1.7. Notre environnement

Résumé

L'air que nous respirons, l'eau et les aliments que nous consommons sont contaminés par des gaz de combustion, des particules en suspension, des particules radioactives...
Mais la question de l'environnement n'est pas qu'une question de pollution. C'est avant tout un équilibre naturel ... que l'action de l'homme déséquilibre.
Les gaz à effet de serre contribuent au réchauffement climatique. Cela aura des conséquences à long terme.

La forme la plus dangereuse de la pollution est la pollution de nos esprits par la propagande de la société de consommation destinée à nous faire accepter les principes d'une société inégalitaire.

Depuis sa formation, notre planète évolue en fonction de ses contraintes environnementales:

  • sa température est sous la dépendance du soleil, sa source d'énergie,
  • sa position sur son orbite détermine les saisons,
  • les mouvements de son atmosphère conditionnent les précipitations,
  • la composition de son sol et de son atmosphère (gaz, vapeur d'eau, polluants) conditionne la vivabilité végétale et animale.

La terre est en perpétuel échange avec son son espace environnemental.

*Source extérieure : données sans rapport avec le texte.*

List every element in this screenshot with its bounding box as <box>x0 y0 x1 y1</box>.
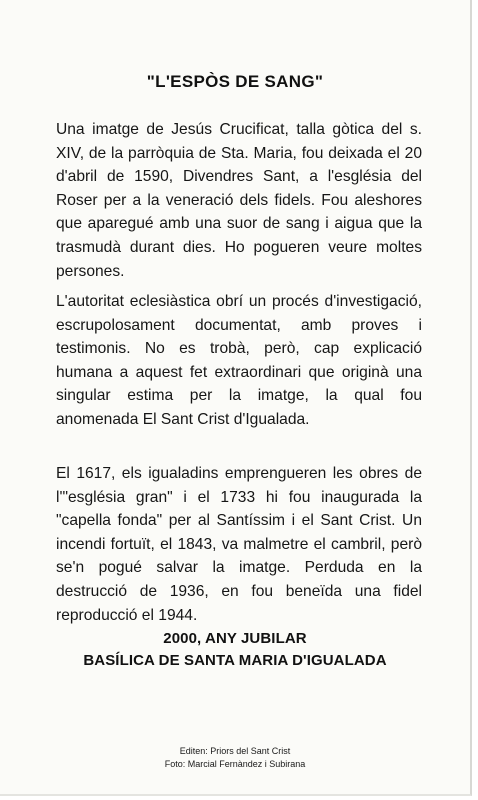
photo-credit: Foto: Marcial Fernàndez i Subirana <box>164 759 306 769</box>
paragraph-church: El 1617, els igualadins emprengueren les obres de l'"església gran" i el 1733 hi fou inaugurada la "capella fonda" per al Santíssim i el Sant Crist. Un incendi fortuït, el 1843, va malmetre el cambril, però se'n pogué salvar la imatge. Perduda en la destrucció de 1936, en fou beneïda una fidel reproducció el 1944. <box>56 465 422 624</box>
card-title: "L'ESPÒS DE SANG" <box>146 72 324 91</box>
jubilee-year-heading: 2000, ANY JUBILAR <box>163 630 307 647</box>
paragraph-investigation: L'autoritat eclesiàstica obrí un procés d'investigació, escrupolosament documentat, amb proves i testimonis. No es trobà, però, cap explicació humana a aquest fet extraordinari que originà una singular estima per la imatge, la qual fou anomenada El Sant Crist d'Igualada. <box>56 293 422 428</box>
editors-credit: Editen: Priors del Sant Crist <box>179 746 291 756</box>
paragraph-history: Una imatge de Jesús Crucificat, talla gòtica del s. XIV, de la parròquia de Sta. Maria, fou deixada el 20 d'abril de 1590, Divendres Sant, a l'església del Roser per a la veneració dels fidels. Fou aleshores que aparegué amb una suor de sang i aigua que la trasmudà durant dies. Ho pogueren veure moltes persones. <box>56 121 422 280</box>
basilica-heading: BASÍLICA DE SANTA MARIA D'IGUALADA <box>83 652 387 669</box>
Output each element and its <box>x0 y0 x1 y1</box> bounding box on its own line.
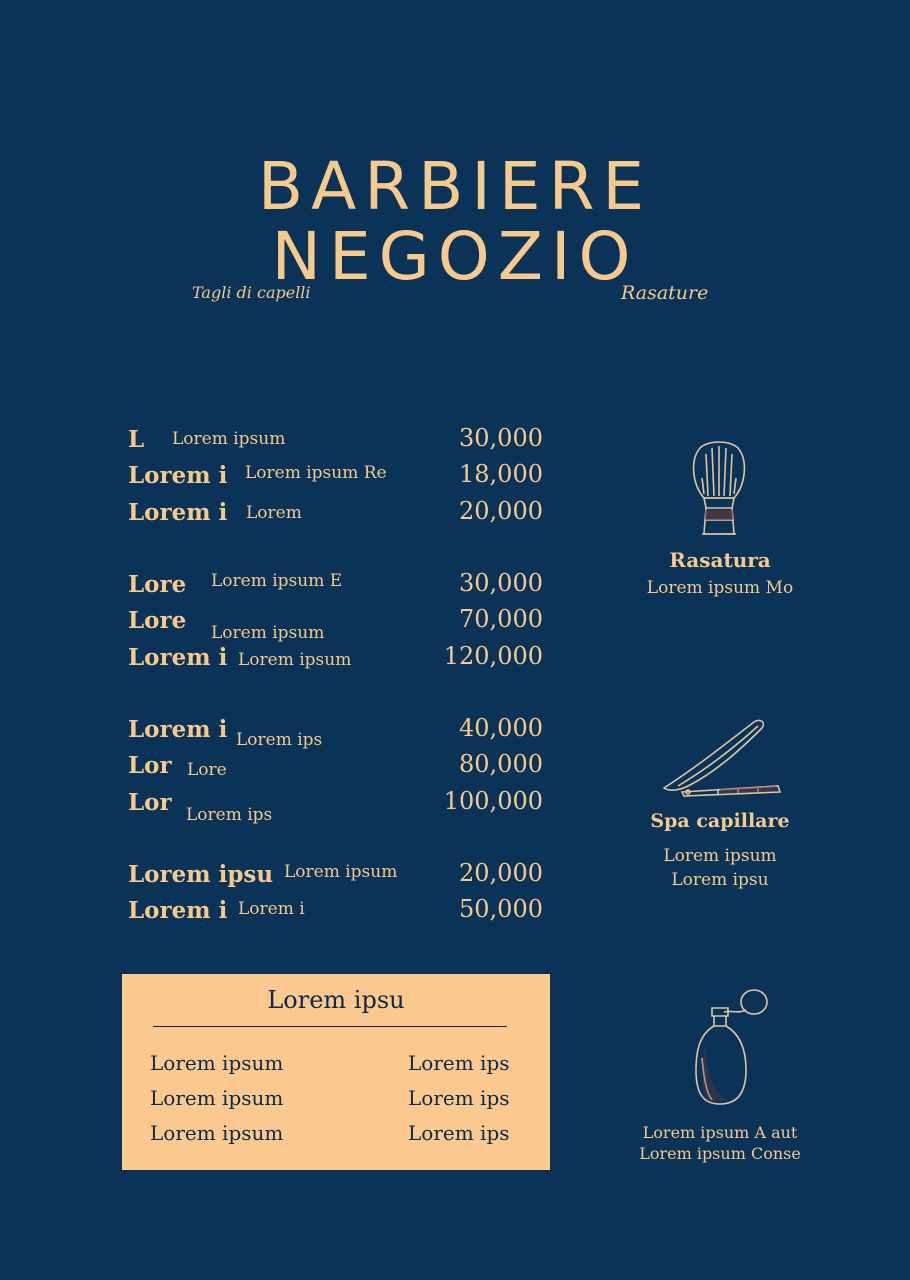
menu-item-price: 20,000 <box>459 859 543 887</box>
menu-item-desc: Lorem ipsum Re <box>245 463 387 483</box>
menu-row <box>128 605 543 643</box>
menu-item-name: Lorem i <box>128 897 228 924</box>
menu-row <box>128 569 543 603</box>
panel-title: Lorem ipsu <box>267 986 405 1014</box>
menu-item-name: Lorem i <box>128 716 228 743</box>
title-line-2: NEGOZIO <box>271 218 639 295</box>
menu-item-name: Lor <box>128 789 172 816</box>
menu-item-price: 18,000 <box>459 460 543 488</box>
menu-row <box>128 642 543 676</box>
menu-item-desc: Lorem <box>246 503 302 523</box>
panel-right-item: Lorem ips <box>408 1051 510 1075</box>
spa-title: Spa capillare <box>650 810 790 832</box>
menu-item-name: Lore <box>128 607 187 634</box>
menu-item-desc: Lorem ipsum <box>172 429 286 449</box>
menu-item-desc: Lorem i <box>238 899 305 919</box>
menu-row <box>128 460 543 494</box>
title-line-1: BARBIERE <box>257 148 653 225</box>
panel-right-item: Lorem ips <box>408 1086 510 1110</box>
menu-item-name: Lorem ipsu <box>128 861 274 888</box>
perfume-text-line-2: Lorem ipsum Conse <box>639 1144 801 1163</box>
menu-item-price: 50,000 <box>459 895 543 923</box>
subtitle-left: Tagli di capelli <box>192 283 311 302</box>
panel-left-item: Lorem ipsum <box>150 1121 284 1145</box>
panel-divider <box>153 1026 507 1027</box>
panel-left-item: Lorem ipsum <box>150 1051 284 1075</box>
menu-item-desc: Lorem ips <box>236 730 323 750</box>
menu-item-name: Lorem i <box>128 462 228 489</box>
menu-item-name: L <box>128 426 145 453</box>
perfume-text-line-1: Lorem ipsum A aut <box>642 1123 798 1142</box>
shave-text: Lorem ipsum Mo <box>646 578 794 598</box>
menu-item-price: 120,000 <box>443 642 543 670</box>
menu-item-name: Lore <box>128 571 187 598</box>
menu-item-price: 40,000 <box>459 714 543 742</box>
menu-item-price: 80,000 <box>459 750 543 778</box>
perfume-section <box>620 1123 820 1163</box>
menu-item-name: Lorem i <box>128 499 228 526</box>
menu-row <box>128 787 543 825</box>
menu-row <box>128 714 543 748</box>
menu-row <box>128 750 543 784</box>
shaving-brush-icon <box>684 438 754 540</box>
menu-item-price: 20,000 <box>459 497 543 525</box>
straight-razor-icon <box>658 716 784 798</box>
menu-item-desc: Lorem ipsum <box>211 623 325 643</box>
perfume-bottle-icon <box>690 988 774 1110</box>
menu-item-desc: Lorem ipsum <box>238 650 352 670</box>
spa-section <box>620 810 820 890</box>
menu-item-price: 70,000 <box>459 605 543 633</box>
subtitle-right: Rasature <box>621 282 709 304</box>
menu-row <box>128 895 543 929</box>
menu-item-name: Lor <box>128 752 172 779</box>
menu-item-price: 30,000 <box>459 424 543 452</box>
menu-item-desc: Lore <box>187 760 227 780</box>
menu-item-desc: Lorem ips <box>186 805 273 825</box>
info-panel <box>122 974 550 1170</box>
panel-right-item: Lorem ips <box>408 1121 510 1145</box>
menu-item-price: 100,000 <box>443 787 543 815</box>
menu-item-name: Lorem i <box>128 644 228 671</box>
menu-item-price: 30,000 <box>459 569 543 597</box>
spa-text-line-1: Lorem ipsum <box>663 846 777 866</box>
menu-item-desc: Lorem ipsum E <box>211 571 343 591</box>
panel-left-item: Lorem ipsum <box>150 1086 284 1110</box>
menu-row <box>128 424 543 458</box>
spa-text-line-2: Lorem ipsu <box>671 870 769 890</box>
menu-item-desc: Lorem ipsum <box>284 862 398 882</box>
menu-row <box>128 859 543 893</box>
menu-row <box>128 497 543 531</box>
shave-title: Rasatura <box>669 548 771 572</box>
shave-section <box>620 548 820 598</box>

Son équilibre est fragile. De lui dépend son évolution... et la nôtre!

 

1.7.1. La pollution

D'après l'OMS, plus de 7 millions de morts étaient attribuables en 2012 aux seuls effets des pollutions de l'air extérieur et domestique. Les régions de l'Asie et du Pacifique sont les plus touchées.

La pollution de l'air est celle à laquelle nous sommes le plus rapidement et le plus directement sensibilisés car lorsque nous respirons nous sentons immédiatement la pollution: gaz d'échappement en ville, odeurs de lisier à la campagne! Mais il y en a beaucoup que nous ne sentons pas et qui sont dramatiquement morbides comme les pesticides répandus par pulvérisation, les dégagements gazeux de l'industrie, les radiations nucléaires...

La société de consommation entraîne la production de gaz à effet de serre, des ordures ménagères, des eaux usées. La concentration urbaine engendre à la fois mal-être social et pollutions diverses: gaz d'échappement, pollution sonore.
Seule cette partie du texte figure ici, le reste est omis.